Şimdi sen bana ne, Ferudun senin de arkada(s)in diyeceksin.
Deme!
Bu millet sana oy verdi, Ferudun’a değil.
İmarda CHP’lilerin, İYİ Partililerin işleri öyle güzel görülüyor ki,
Sıra Ak Parti ve MHP’lilere geldi mi?
40 dereden su getirtiyorlar, oda olmuyor.
***
Şimdi sözünde durur özür diler misin bilmem!
Sevgili Başkanım;
Anlayacağın, işler senin söylediğin gibi değil.
Belediyede particiliğin kralı yapılıyor.
CHP’li-İYİ Partili atını dağdan aşırıyor,
Ak Partiliye-MHP’liye düz ovada yolunu şaşırtıyorlar.
Beni bilirsin, lafımı esirgemem, kimseye hatır da etmem.

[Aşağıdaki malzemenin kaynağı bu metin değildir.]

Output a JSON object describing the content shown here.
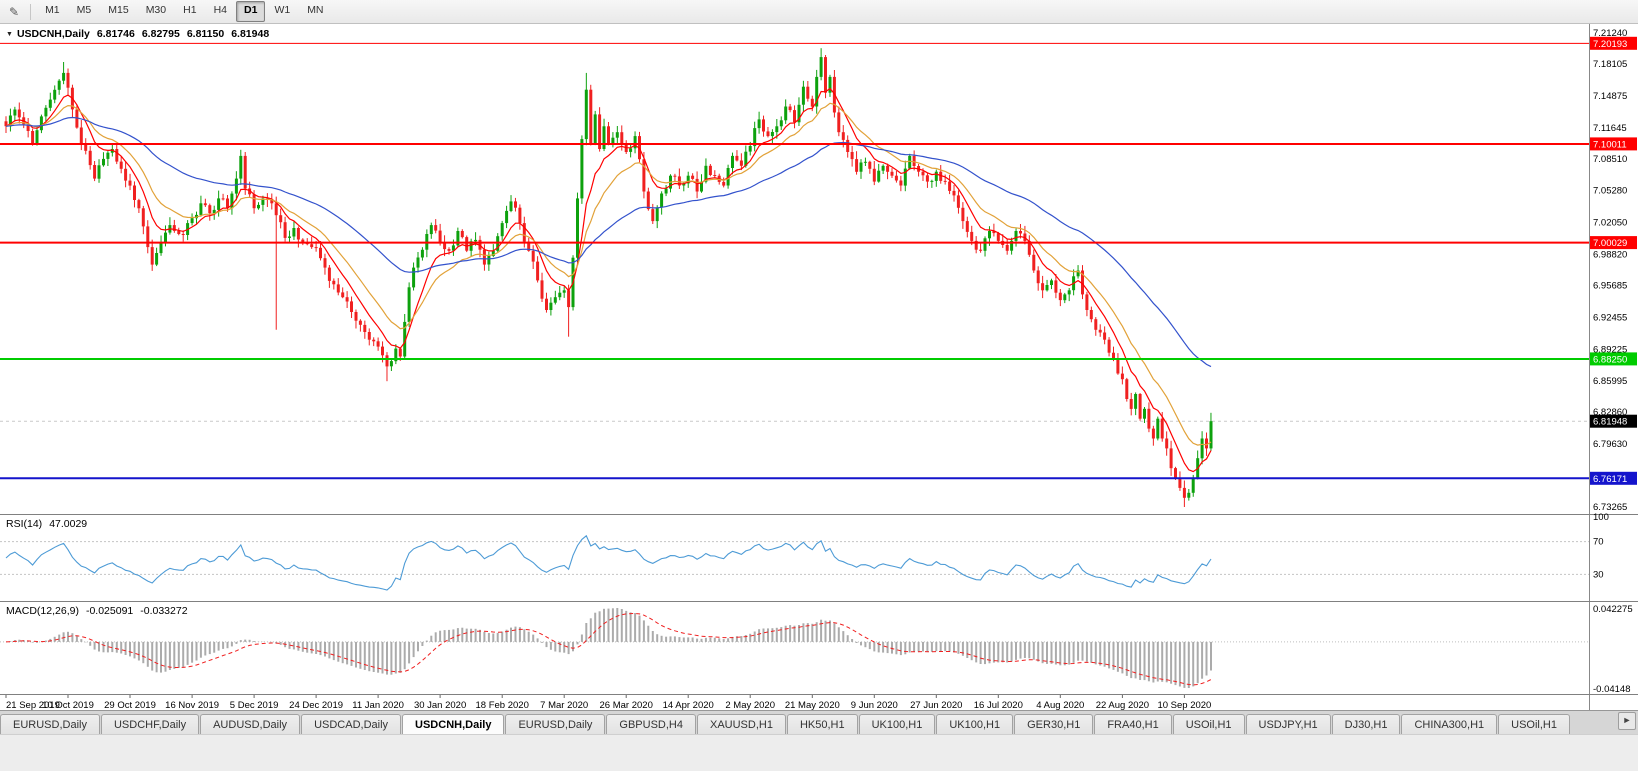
{
  "toolbar": {
    "draw_icon": "✎",
    "timeframes": [
      "M1",
      "M5",
      "M15",
      "M30",
      "H1",
      "H4",
      "D1",
      "W1",
      "MN"
    ],
    "active_timeframe": "D1"
  },
  "main_chart": {
    "collapse_icon": "▼",
    "symbol_title": "USDCNH,Daily",
    "open": "6.81746",
    "high": "6.82795",
    "low": "6.81150",
    "close": "6.81948"
  },
  "rsi_panel": {
    "label": "RSI(14)",
    "value": "47.0029"
  },
  "macd_panel": {
    "label": "MACD(12,26,9)",
    "main_value": "-0.025091",
    "signal_value": "-0.033272"
  },
  "tab_bar": {
    "tabs": [
      "EURUSD,Daily",
      "USDCHF,Daily",
      "AUDUSD,Daily",
      "USDCAD,Daily",
      "USDCNH,Daily",
      "EURUSD,Daily",
      "GBPUSD,H4",
      "XAUUSD,H1",
      "HK50,H1",
      "UK100,H1",
      "UK100,H1",
      "GER30,H1",
      "FRA40,H1",
      "USOil,H1",
      "USDJPY,H1",
      "DJ30,H1",
      "CHINA300,H1",
      "USOil,H1"
    ],
    "active_index": 4,
    "scroll_icon": "►"
  },
  "chart_data": {
    "type": "candlestick",
    "symbol": "USDCNH",
    "timeframe": "Daily",
    "last_quote": {
      "open": 6.81746,
      "high": 6.82795,
      "low": 6.8115,
      "close": 6.81948
    },
    "bars_total": 273,
    "bars_per_label": 14,
    "x_labels": [
      "21 Sep 2019",
      "10 Oct 2019",
      "29 Oct 2019",
      "16 Nov 2019",
      "5 Dec 2019",
      "24 Dec 2019",
      "11 Jan 2020",
      "30 Jan 2020",
      "18 Feb 2020",
      "7 Mar 2020",
      "26 Mar 2020",
      "14 Apr 2020",
      "2 May 2020",
      "21 May 2020",
      "9 Jun 2020",
      "27 Jun 2020",
      "16 Jul 2020",
      "4 Aug 2020",
      "22 Aug 2020",
      "10 Sep 2020"
    ],
    "y_ticks": [
      "7.21240",
      "7.18105",
      "7.14875",
      "7.11645",
      "7.08510",
      "7.05280",
      "7.02050",
      "6.98820",
      "6.95685",
      "6.92455",
      "6.89225",
      "6.85995",
      "6.82860",
      "6.79630",
      "6.76400",
      "6.73265"
    ],
    "price_range": {
      "top": 7.2124,
      "bottom": 6.73265
    },
    "up_color": "#0da10d",
    "down_color": "#f02020",
    "close_anchors": [
      [
        0,
        7.118
      ],
      [
        2,
        7.135
      ],
      [
        4,
        7.12
      ],
      [
        6,
        7.1
      ],
      [
        8,
        7.128
      ],
      [
        10,
        7.145
      ],
      [
        13,
        7.172
      ],
      [
        15,
        7.135
      ],
      [
        17,
        7.1
      ],
      [
        20,
        7.065
      ],
      [
        22,
        7.085
      ],
      [
        24,
        7.095
      ],
      [
        26,
        7.075
      ],
      [
        28,
        7.058
      ],
      [
        30,
        7.035
      ],
      [
        33,
        6.978
      ],
      [
        35,
        7.0
      ],
      [
        37,
        7.018
      ],
      [
        40,
        7.008
      ],
      [
        42,
        7.025
      ],
      [
        44,
        7.04
      ],
      [
        46,
        7.03
      ],
      [
        48,
        7.045
      ],
      [
        50,
        7.035
      ],
      [
        52,
        7.065
      ],
      [
        53,
        7.088
      ],
      [
        54,
        7.055
      ],
      [
        56,
        7.035
      ],
      [
        58,
        7.045
      ],
      [
        60,
        7.04
      ],
      [
        61,
        7.028
      ],
      [
        63,
        7.005
      ],
      [
        65,
        7.015
      ],
      [
        67,
        7.0
      ],
      [
        70,
        6.995
      ],
      [
        72,
        6.975
      ],
      [
        74,
        6.958
      ],
      [
        76,
        6.945
      ],
      [
        78,
        6.93
      ],
      [
        80,
        6.917
      ],
      [
        82,
        6.902
      ],
      [
        84,
        6.895
      ],
      [
        86,
        6.875
      ],
      [
        88,
        6.893
      ],
      [
        89,
        6.885
      ],
      [
        90,
        6.92
      ],
      [
        91,
        6.955
      ],
      [
        92,
        6.975
      ],
      [
        94,
        6.993
      ],
      [
        96,
        7.018
      ],
      [
        98,
        7.0
      ],
      [
        100,
        6.992
      ],
      [
        102,
        7.012
      ],
      [
        104,
        6.992
      ],
      [
        106,
        7.003
      ],
      [
        108,
        6.978
      ],
      [
        110,
        6.992
      ],
      [
        112,
        7.02
      ],
      [
        114,
        7.042
      ],
      [
        116,
        7.02
      ],
      [
        118,
        6.992
      ],
      [
        120,
        6.962
      ],
      [
        122,
        6.932
      ],
      [
        124,
        6.945
      ],
      [
        126,
        6.952
      ],
      [
        127,
        6.935
      ],
      [
        128,
        6.985
      ],
      [
        129,
        7.045
      ],
      [
        130,
        7.105
      ],
      [
        131,
        7.155
      ],
      [
        132,
        7.1
      ],
      [
        133,
        7.13
      ],
      [
        134,
        7.095
      ],
      [
        135,
        7.118
      ],
      [
        136,
        7.1
      ],
      [
        138,
        7.112
      ],
      [
        140,
        7.092
      ],
      [
        142,
        7.108
      ],
      [
        144,
        7.052
      ],
      [
        146,
        7.022
      ],
      [
        148,
        7.05
      ],
      [
        150,
        7.068
      ],
      [
        152,
        7.058
      ],
      [
        154,
        7.068
      ],
      [
        156,
        7.052
      ],
      [
        158,
        7.078
      ],
      [
        160,
        7.068
      ],
      [
        162,
        7.058
      ],
      [
        164,
        7.088
      ],
      [
        166,
        7.078
      ],
      [
        168,
        7.098
      ],
      [
        170,
        7.125
      ],
      [
        172,
        7.108
      ],
      [
        174,
        7.118
      ],
      [
        176,
        7.138
      ],
      [
        178,
        7.122
      ],
      [
        180,
        7.158
      ],
      [
        182,
        7.138
      ],
      [
        183,
        7.168
      ],
      [
        184,
        7.188
      ],
      [
        185,
        7.152
      ],
      [
        186,
        7.168
      ],
      [
        187,
        7.132
      ],
      [
        188,
        7.112
      ],
      [
        190,
        7.092
      ],
      [
        192,
        7.072
      ],
      [
        194,
        7.082
      ],
      [
        196,
        7.062
      ],
      [
        198,
        7.078
      ],
      [
        200,
        7.068
      ],
      [
        202,
        7.058
      ],
      [
        204,
        7.088
      ],
      [
        206,
        7.072
      ],
      [
        208,
        7.062
      ],
      [
        210,
        7.072
      ],
      [
        212,
        7.062
      ],
      [
        214,
        7.048
      ],
      [
        216,
        7.022
      ],
      [
        218,
        7.002
      ],
      [
        220,
        6.992
      ],
      [
        222,
        7.012
      ],
      [
        224,
        7.002
      ],
      [
        226,
        6.992
      ],
      [
        228,
        7.012
      ],
      [
        230,
        7.002
      ],
      [
        232,
        6.972
      ],
      [
        234,
        6.952
      ],
      [
        236,
        6.962
      ],
      [
        238,
        6.942
      ],
      [
        240,
        6.952
      ],
      [
        242,
        6.972
      ],
      [
        244,
        6.932
      ],
      [
        246,
        6.912
      ],
      [
        248,
        6.902
      ],
      [
        250,
        6.882
      ],
      [
        252,
        6.862
      ],
      [
        253,
        6.842
      ],
      [
        254,
        6.832
      ],
      [
        255,
        6.847
      ],
      [
        256,
        6.822
      ],
      [
        257,
        6.832
      ],
      [
        258,
        6.812
      ],
      [
        259,
        6.802
      ],
      [
        260,
        6.822
      ],
      [
        261,
        6.802
      ],
      [
        262,
        6.792
      ],
      [
        263,
        6.772
      ],
      [
        264,
        6.762
      ],
      [
        265,
        6.752
      ],
      [
        266,
        6.742
      ],
      [
        267,
        6.747
      ],
      [
        268,
        6.762
      ],
      [
        269,
        6.782
      ],
      [
        270,
        6.802
      ],
      [
        271,
        6.792
      ],
      [
        272,
        6.8195
      ]
    ],
    "wick_overrides": [
      [
        13,
        "high",
        7.183
      ],
      [
        61,
        "low",
        6.912
      ],
      [
        86,
        "low",
        6.86
      ],
      [
        127,
        "low",
        6.905
      ],
      [
        131,
        "high",
        7.172
      ],
      [
        184,
        "high",
        7.197
      ],
      [
        266,
        "low",
        6.7327
      ],
      [
        272,
        "high",
        6.82795
      ]
    ],
    "moving_averages": [
      {
        "period": 8,
        "color": "#ff0000"
      },
      {
        "period": 16,
        "color": "#e2a239"
      },
      {
        "period": 50,
        "color": "#3352cc"
      }
    ],
    "horizontal_lines": [
      {
        "price": 7.20193,
        "label": "7.20193",
        "color": "#ff0000",
        "width": 1
      },
      {
        "price": 7.10011,
        "label": "7.10011",
        "color": "#ff0000",
        "width": 2
      },
      {
        "price": 7.00029,
        "label": "7.00029",
        "color": "#ff0000",
        "width": 2
      },
      {
        "price": 6.8825,
        "label": "6.88250",
        "color": "#00cc00",
        "width": 2
      },
      {
        "price": 6.76171,
        "label": "6.76171",
        "color": "#1414cc",
        "width": 2
      }
    ],
    "bid_line": {
      "price": 6.81948,
      "label": "6.81948",
      "box_color": "#000000"
    },
    "rsi": {
      "period": 14,
      "current": "47.0029",
      "color": "#4d9bd6",
      "levels": [
        70,
        30
      ],
      "scale_labels": [
        {
          "v": 100,
          "t": "100"
        },
        {
          "v": 70,
          "t": "70"
        },
        {
          "v": 30,
          "t": "30"
        }
      ]
    },
    "macd": {
      "fast": 12,
      "slow": 26,
      "signal": 9,
      "current_main": "-0.025091",
      "current_signal": "-0.033272",
      "hist_color": "#ababab",
      "signal_color": "#f02020",
      "scale_top_label": "0.042275",
      "scale_bottom_label": "-0.04148"
    }
  }
}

Emin ol bunlar Alaaddin Yılmaz zamanında yoktu.
Gerisini sen anla artık!
***
Şirketten bahsedecektik ama konu uzadı.
Gazetecilerle, siyasetçilerin kronik hastalığı,
Ağızları açıldı mı kapanmak bilmiyor!
Şirketi bayramdan sonraya bırakalım.
O zaman kadar kendine kevi bak.
***
Sevgili Başkanım;
Unutmadan söyleyeyim.
Belediye’de birine güveneceksen İsmail’e güven.
İsmail, diğerleri gibi süslü sözlerle seni kandıramaz.

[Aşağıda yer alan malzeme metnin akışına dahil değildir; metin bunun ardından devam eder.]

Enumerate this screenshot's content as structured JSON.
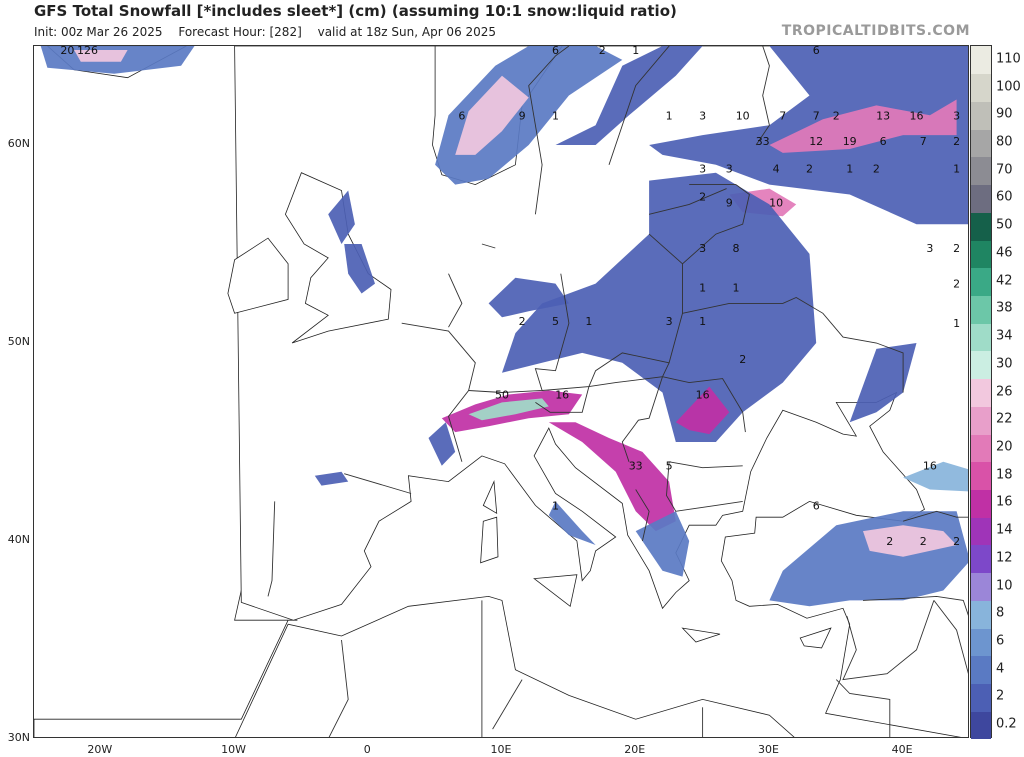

İsmail hiçbir zaman senin kuyunu kazmaz.
Her ne kadar 6 yıldır bana verdiği sözü tutmasa da,
Senin üstüne kimseyi koymaz,
Sana da yolunu şaşırtmaz.
***
Velhasıl Başkanım;
Sen, sen ol!
Fırsat bu fırsat, 4 sene kaldı, keseyi dolduralım diyenlere dikkat et.
Ha gayret...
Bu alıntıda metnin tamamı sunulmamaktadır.